In this study, students who spent 9–11 hours for indoor activities per day were also 4.32 times more likely to develop myopia as compared to those who spent <3 hours per day. This result is supported by other studies in Australia and Taiwan.30,31 This may be as a result of the illumination condition during indoor activities being different from natural light that prevents the release of dopamine. In addition, the distance where activities are performed while performing indoor activities is short as compared to outdoor activities.
Those study participants who did not spend time for outdoor sport activities were 2.27 times more likely to develop myopia as compared to those who spent time in outdoor sport activities. It is in agreement with a study in Ohio State University, America.13 It may be explained in a way that, by nature most of the outdoor sport activities do not need any near focusing and accommodation and performed under natural illumination in contrast to those who did not spend time in outdoor sport activities. It is also suggested that natural light and outdoor sport activities might prevent myopia by increasing the release of dopamine from the retina, because dopamine has been known to be an inhibitor of axial elongation.27
Students who used VDUs were 2.8 times more likely to develop myopia as compared to nonusers. A study conducted in Beijing childhood study center27 also confirmed the effect of VDUs on myopia development. The reason behind this may be the constant stimulation of accommodation and pupillary dilation that leads to retinal image defocus. Study participants who were in private school were 2.88 times at risk of developing myopia as compared to those who attend government schools, and this finding agrees with a study conducted in China.27 The possible reason for this may be educational facilities such as computers and books and that the time spent in class in private schools was higher as compared to government schools.

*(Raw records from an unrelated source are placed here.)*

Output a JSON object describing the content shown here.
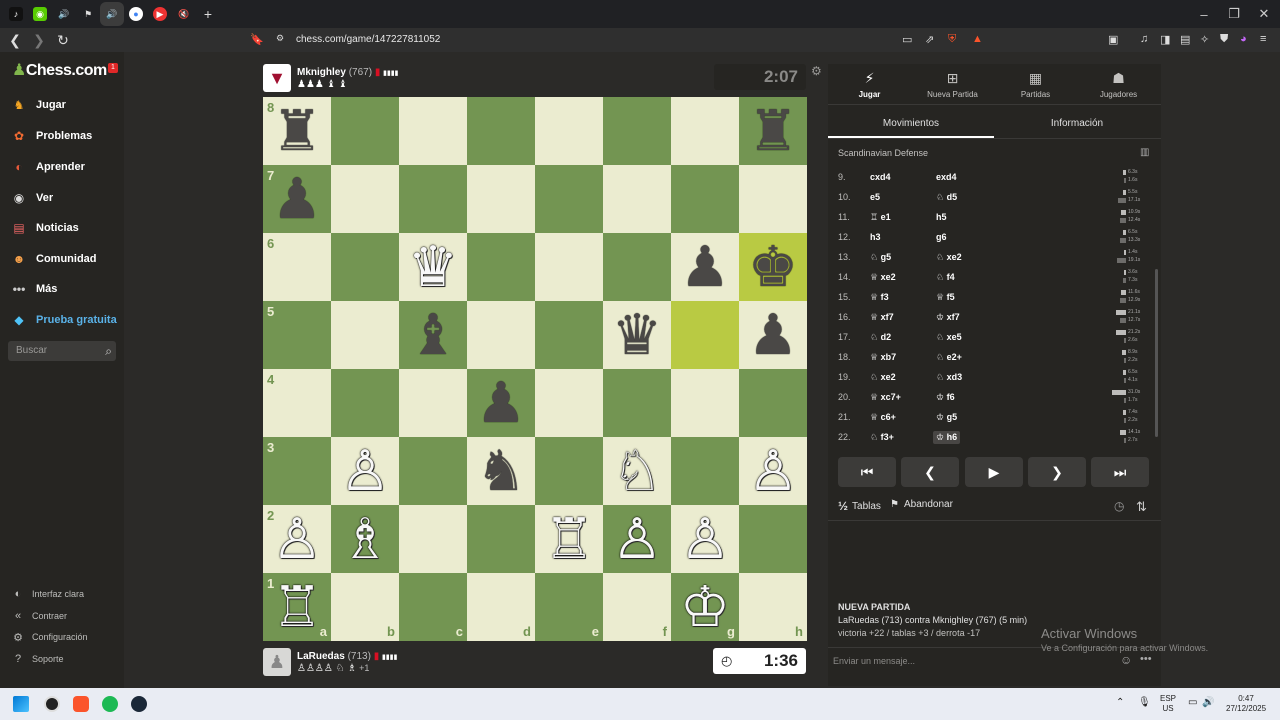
{
  "browser": {
    "url": "chess.com/game/147227811052",
    "tabs": [
      "tiktok",
      "duolingo",
      "sound",
      "teams",
      "sound-active",
      "chrome",
      "youtube",
      "muted"
    ],
    "new_tab": "+"
  },
  "sidebar": {
    "logo": "Chess.com",
    "logo_badge": "1",
    "items": [
      {
        "label": "Jugar",
        "icon": "play-icon"
      },
      {
        "label": "Problemas",
        "icon": "puzzle-icon"
      },
      {
        "label": "Aprender",
        "icon": "learn-icon"
      },
      {
        "label": "Ver",
        "icon": "watch-icon"
      },
      {
        "label": "Noticias",
        "icon": "news-icon"
      },
      {
        "label": "Comunidad",
        "icon": "community-icon"
      },
      {
        "label": "Más",
        "icon": "more-icon"
      },
      {
        "label": "Prueba gratuita",
        "icon": "diamond-icon"
      }
    ],
    "search_placeholder": "Buscar",
    "bottom": [
      {
        "label": "Interfaz clara",
        "icon": "theme-icon"
      },
      {
        "label": "Contraer",
        "icon": "collapse-icon"
      },
      {
        "label": "Configuración",
        "icon": "gear-icon"
      },
      {
        "label": "Soporte",
        "icon": "help-icon"
      }
    ]
  },
  "top_player": {
    "name": "Mknighley",
    "rating": "(767)",
    "clock": "2:07",
    "captured": "♟♟♟ ♝ ♝"
  },
  "bottom_player": {
    "name": "LaRuedas",
    "rating": "(713)",
    "clock": "1:36",
    "captured": "♙♙♙♙ ♘ ♗",
    "extra": "+1"
  },
  "board": {
    "files": [
      "a",
      "b",
      "c",
      "d",
      "e",
      "f",
      "g",
      "h"
    ],
    "ranks": [
      "8",
      "7",
      "6",
      "5",
      "4",
      "3",
      "2",
      "1"
    ],
    "highlights": [
      "h6",
      "g5"
    ],
    "pieces": [
      {
        "sq": "a8",
        "p": "♜",
        "c": "b"
      },
      {
        "sq": "h8",
        "p": "♜",
        "c": "b"
      },
      {
        "sq": "a7",
        "p": "♟",
        "c": "b"
      },
      {
        "sq": "c6",
        "p": "♛",
        "c": "w"
      },
      {
        "sq": "g6",
        "p": "♟",
        "c": "b"
      },
      {
        "sq": "h6",
        "p": "♚",
        "c": "b"
      },
      {
        "sq": "c5",
        "p": "♝",
        "c": "b"
      },
      {
        "sq": "f5",
        "p": "♛",
        "c": "b"
      },
      {
        "sq": "h5",
        "p": "♟",
        "c": "b"
      },
      {
        "sq": "d4",
        "p": "♟",
        "c": "b"
      },
      {
        "sq": "b3",
        "p": "♙",
        "c": "w"
      },
      {
        "sq": "d3",
        "p": "♞",
        "c": "b"
      },
      {
        "sq": "f3",
        "p": "♘",
        "c": "w"
      },
      {
        "sq": "h3",
        "p": "♙",
        "c": "w"
      },
      {
        "sq": "a2",
        "p": "♙",
        "c": "w"
      },
      {
        "sq": "b2",
        "p": "♗",
        "c": "w"
      },
      {
        "sq": "e2",
        "p": "♖",
        "c": "w"
      },
      {
        "sq": "f2",
        "p": "♙",
        "c": "w"
      },
      {
        "sq": "g2",
        "p": "♙",
        "c": "w"
      },
      {
        "sq": "a1",
        "p": "♖",
        "c": "w"
      },
      {
        "sq": "g1",
        "p": "♔",
        "c": "w"
      }
    ]
  },
  "panel": {
    "tabs": [
      {
        "label": "Jugar",
        "icon": "lightning-icon"
      },
      {
        "label": "Nueva Partida",
        "icon": "plus-icon"
      },
      {
        "label": "Partidas",
        "icon": "board-icon"
      },
      {
        "label": "Jugadores",
        "icon": "players-icon"
      }
    ],
    "subtabs": [
      "Movimientos",
      "Información"
    ],
    "opening": "Scandinavian Defense",
    "moves": [
      {
        "n": "9.",
        "w": "cxd4",
        "b": "exd4",
        "wt": "6.3s",
        "bt": "1.6s",
        "wf": 0.2,
        "bf": 0.05
      },
      {
        "n": "10.",
        "w": "e5",
        "b": "♘ d5",
        "wt": "5.5s",
        "bt": "17.1s",
        "wf": 0.18,
        "bf": 0.55
      },
      {
        "n": "11.",
        "w": "♖ e1",
        "b": "h5",
        "wt": "10.9s",
        "bt": "12.4s",
        "wf": 0.35,
        "bf": 0.4
      },
      {
        "n": "12.",
        "w": "h3",
        "b": "g6",
        "wt": "6.5s",
        "bt": "13.3s",
        "wf": 0.21,
        "bf": 0.43
      },
      {
        "n": "13.",
        "w": "♘ g5",
        "b": "♘ xe2",
        "wt": "1.4s",
        "bt": "19.1s",
        "wf": 0.05,
        "bf": 0.62
      },
      {
        "n": "14.",
        "w": "♕ xe2",
        "b": "♘ f4",
        "wt": "3.6s",
        "bt": "7.3s",
        "wf": 0.12,
        "bf": 0.24
      },
      {
        "n": "15.",
        "w": "♕ f3",
        "b": "♕ f5",
        "wt": "11.6s",
        "bt": "12.9s",
        "wf": 0.37,
        "bf": 0.42
      },
      {
        "n": "16.",
        "w": "♕ xf7",
        "b": "♔ xf7",
        "wt": "21.1s",
        "bt": "12.7s",
        "wf": 0.68,
        "bf": 0.41
      },
      {
        "n": "17.",
        "w": "♘ d2",
        "b": "♘ xe5",
        "wt": "21.2s",
        "bt": "2.6s",
        "wf": 0.68,
        "bf": 0.08
      },
      {
        "n": "18.",
        "w": "♕ xb7",
        "b": "♘ e2+",
        "wt": "8.9s",
        "bt": "2.2s",
        "wf": 0.29,
        "bf": 0.07
      },
      {
        "n": "19.",
        "w": "♘ xe2",
        "b": "♘ xd3",
        "wt": "6.5s",
        "bt": "4.1s",
        "wf": 0.21,
        "bf": 0.13
      },
      {
        "n": "20.",
        "w": "♕ xc7+",
        "b": "♔ f6",
        "wt": "31.0s",
        "bt": "1.7s",
        "wf": 1.0,
        "bf": 0.05
      },
      {
        "n": "21.",
        "w": "♕ c6+",
        "b": "♔ g5",
        "wt": "7.4s",
        "bt": "2.2s",
        "wf": 0.24,
        "bf": 0.07
      },
      {
        "n": "22.",
        "w": "♘ f3+",
        "b": "♔ h6",
        "wt": "14.1s",
        "bt": "2.7s",
        "wf": 0.45,
        "bf": 0.09
      }
    ],
    "controls": [
      "⏮",
      "❮",
      "▶",
      "❯",
      "⏭"
    ],
    "draw_label": "Tablas",
    "draw_icon": "½",
    "resign_label": "Abandonar",
    "new_game_title": "NUEVA PARTIDA",
    "new_game_line": "LaRuedas (713) contra Mknighley (767) (5 min)",
    "new_game_stats": "victoria +22 / tablas +3 / derrota -17",
    "chat_placeholder": "Enviar un mensaje..."
  },
  "watermark": {
    "title": "Activar Windows",
    "subtitle": "Ve a Configuración para activar Windows."
  },
  "taskbar": {
    "lang": "ESP",
    "region": "US",
    "time": "0:47",
    "date": "27/12/2025"
  }
}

Students who had ocular abnormality were 6.70 times more likely to develop myopia as compared to those who had no abnormal ocular finding. This result is similar to the study done in Singapore.7 The most likely reason to this association is that different ocular abnormalities can disturb the optical integrity of the eye, either the curvature or the axial length.
The prevalence of myopia among high-school students in Gondar town was 11.9%. Positive family history for myopia, school being private, longer time spent for indoor activities, short working distance, lack of outdoor sport activities, use of VDUs, and presence of abnormal ocular findings were positively associated with myopia.
The authors report no conflicts of interest in this work.